Fetching OSPF data - You can easily grab OSPF information for a specific router, like router_01
, and print it out. (The output is similar to what you will get it using the CLI)
from suzieq.sqobjects import get_sqobject
ospf_tbl = get_sqobject('ospf')
ospf_df = ospf_tbl().get(hostname='router_01')
print(ospf_df)
Checking interface details - Similarly, you can get details about the interfaces on router_01
with just a few lines of code.
from suzieq.sqobjects import get_sqobject
interface_tbl = get_sqobject('interface')
interface_df = interface_tbl().get(hostname='router_01')
print(interface_df)
Path analysis - Want to find the path between two IP addresses within your network?
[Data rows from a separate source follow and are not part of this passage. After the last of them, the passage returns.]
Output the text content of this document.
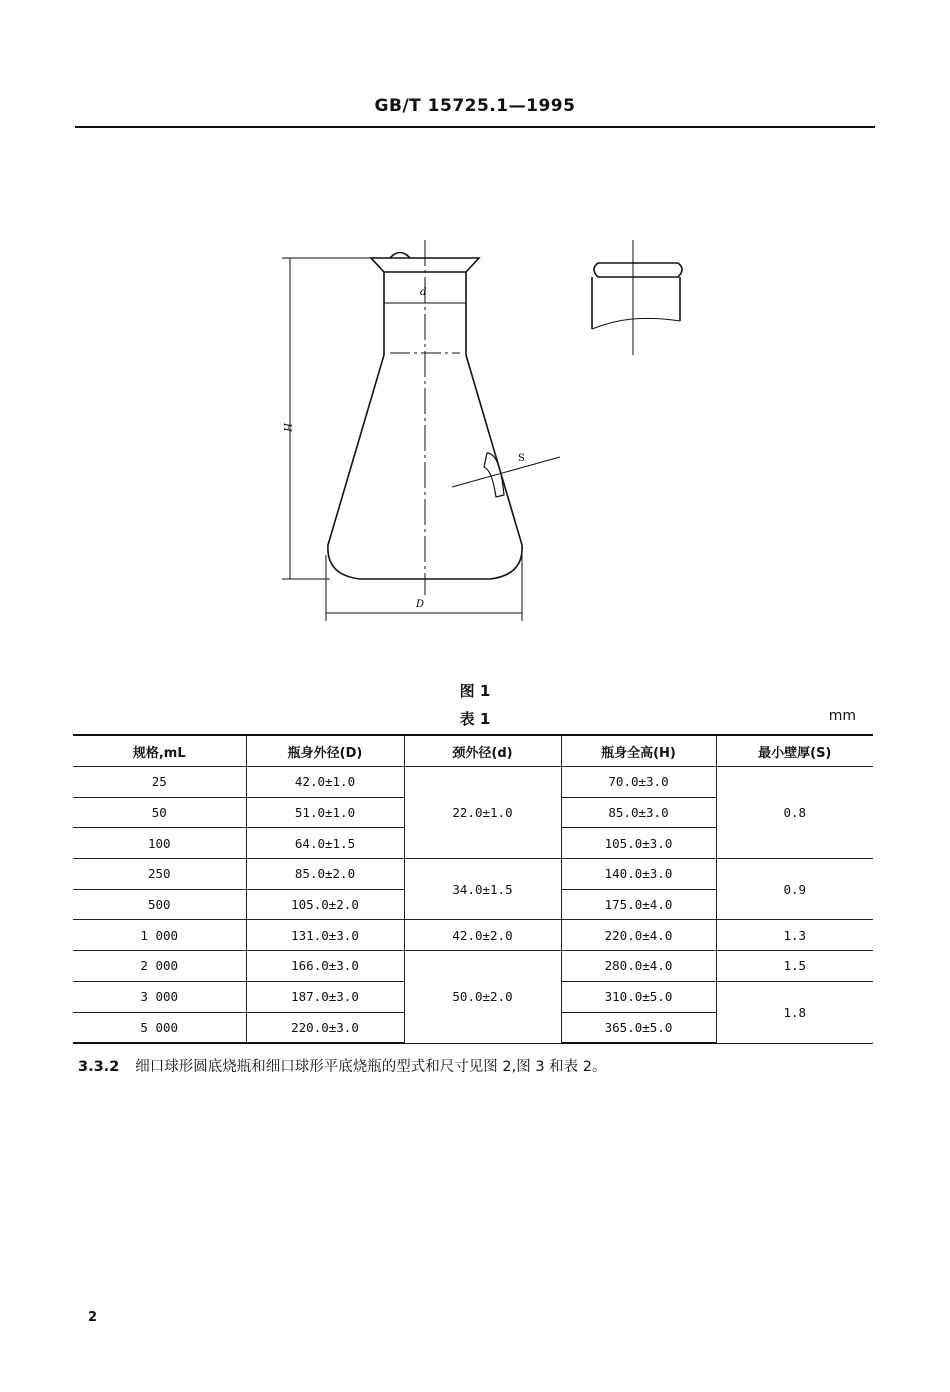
GB/T 15725.1—1995
d
H
S
D
图 1
表 1	mm
规格,mL	瓶身外径(D)	颈外径(d)	瓶身全高(H)	最小壁厚(S)
25	42.0±1.0	22.0±1.0	70.0±3.0	0.8
50	51.0±1.0		85.0±3.0	
100	64.0±1.5		105.0±3.0	
250	85.0±2.0	34.0±1.5	140.0±3.0	0.9
500	105.0±2.0		175.0±4.0	
1 000	131.0±3.0	42.0±2.0	220.0±4.0	1.3
2 000	166.0±3.0	50.0±2.0	280.0±4.0	1.5
3 000	187.0±3.0		310.0±5.0	1.8
5 000	220.0±3.0		365.0±5.0	
3.3.2 细口球形圆底烧瓶和细口球形平底烧瓶的型式和尺寸见图 2,图 3 和表 2。
2
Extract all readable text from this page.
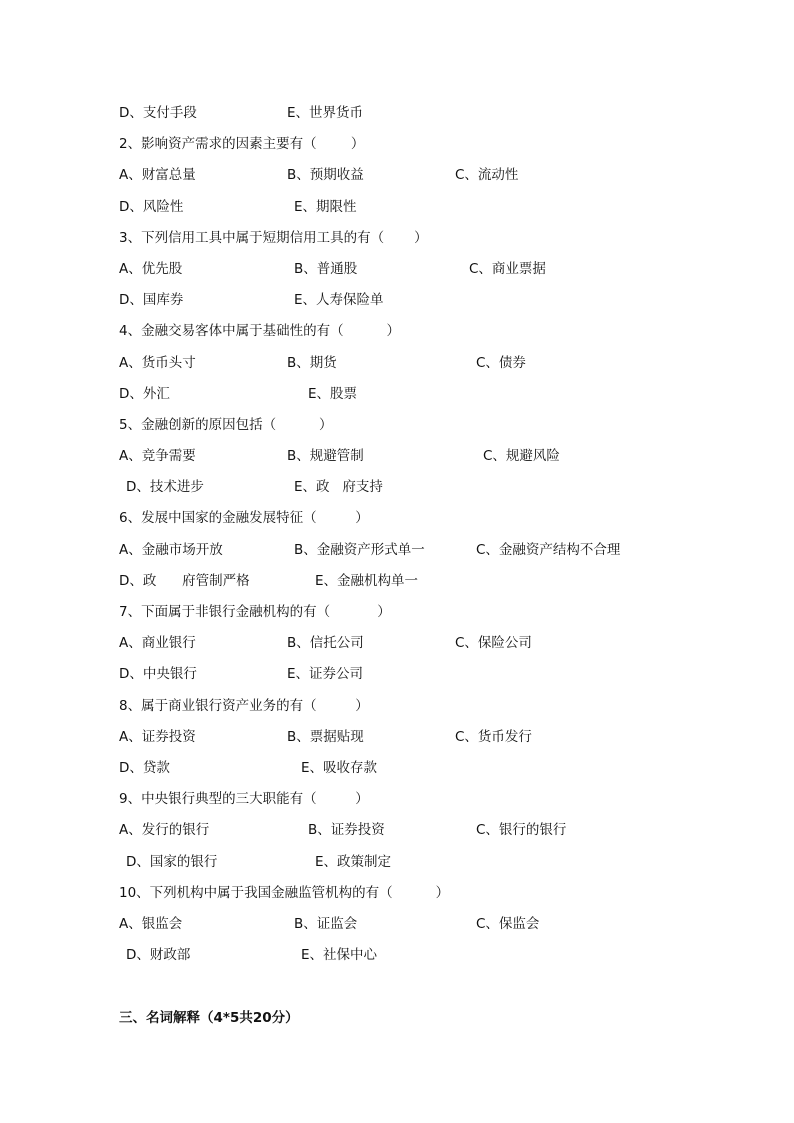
D、支付手段	E、世界货币
2、影响资产需求的因素主要有（        ）
A、财富总量	B、预期收益	C、流动性
D、风险性	E、期限性
3、下列信用工具中属于短期信用工具的有（       ）
A、优先股	B、普通股	C、商业票据
D、国库券	E、人寿保险单
4、金融交易客体中属于基础性的有（          ）
A、货币头寸	B、期货	C、债券
D、外汇	E、股票
5、金融创新的原因包括（          ）
A、竞争需要	B、规避管制	C、规避风险
D、技术进步	E、政   府支持
6、发展中国家的金融发展特征（         ）
A、金融市场开放	B、金融资产形式单一	C、金融资产结构不合理
D、政      府管制严格	E、金融机构单一
7、下面属于非银行金融机构的有（           ）
A、商业银行	B、信托公司	C、保险公司
D、中央银行	E、证券公司
8、属于商业银行资产业务的有（         ）
A、证券投资	B、票据贴现	C、货币发行
D、贷款	E、吸收存款
9、中央银行典型的三大职能有（         ）
A、发行的银行	B、证券投资	C、银行的银行
D、国家的银行	E、政策制定
10、下列机构中属于我国金融监管机构的有（          ）
A、银监会	B、证监会	C、保监会
D、财政部	E、社保中心
三、名词解释（4*5共20分）
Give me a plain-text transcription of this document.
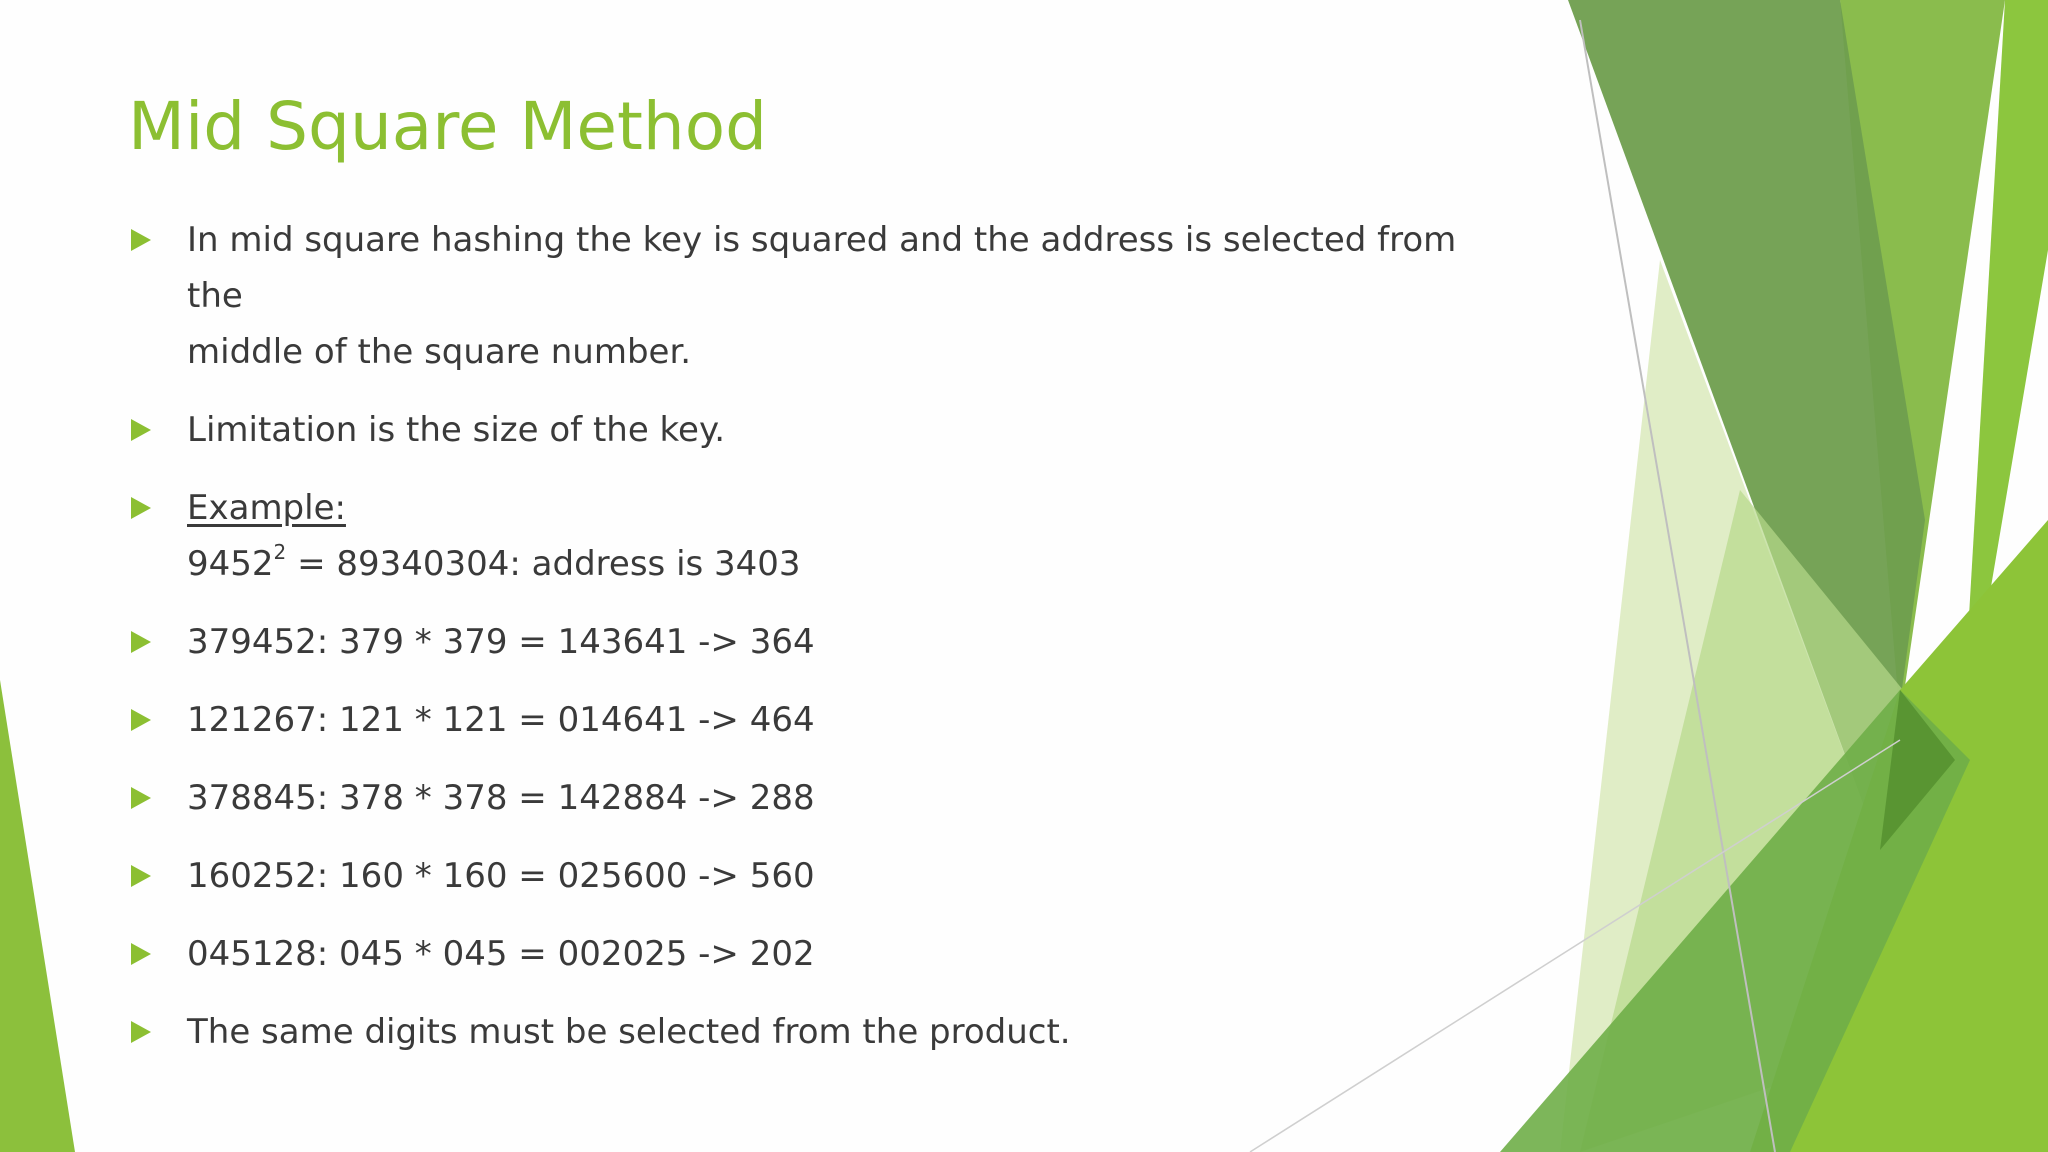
Mid Square Method
In mid square hashing the key is squared and the address is selected from the
middle of the square number.
Limitation is the size of the key.
Example:
$9452^2 = 89340304$: address is 3403
379452: 379 * 379 = 143641 -> 364
121267: 121 * 121 = 014641 -> 464
378845: 378 * 378 = 142884 -> 288
160252: 160 * 160 = 025600 -> 560
045128: 045 * 045 = 002025 -> 202
The same digits must be selected from the product.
There's a straightforward script for that too, which lets you specify source, destination, and additional parameters to get exactly the information you need.
from suzieq.sqobjects import get_sqobject
path_tbl = get_sqobject('path')
path_df = path_tbl().get(src='1.1.1.1', dest='6.6.6.6', namespace=['my_ns'], columns=['hostname', 'pathid', 'iif', 'ipLookup', 'nexthopIp', 'oif', 'protocol'])
print(path_df)
#output
hostname pathid iif ipLookup nexthopIp oif protocol
0 router_01 1 Loopback0 6.6.6.6/32 10.100.12.2 GigabitEthernet0/0 ospf
1 router_02 1 GigabitEthernet0/0 6.6.6.6/32 6.6.6.6 GigabitEthernet0/3 ospf
2 router_06 1 GigabitEthernet0/3 Loopback0
3 router_01 2 Loopback0 6.6.6.6/32 10.100.14.2 GigabitEthernet0/1 ospf
4 router_04 2 GigabitEthernet0/1 6.6.6.6/32 6.6.6.6 GigabitEthernet0/4 ospf
5 router_06 2 GigabitEthernet0/4 Loopback0
Closing Up
To wrap up, we've only scratched the surface of what SuzieQ can do for network analysis and troubleshooting. There's a lot more you can explore, and if you're eager to dive deeper, SuzieQ has a comprehensive guide on their website that's definitely worth checking out. I hope this post gives you a good starting point to get going with your own network troubleshooting adventures using SuzieQ. Happy networking.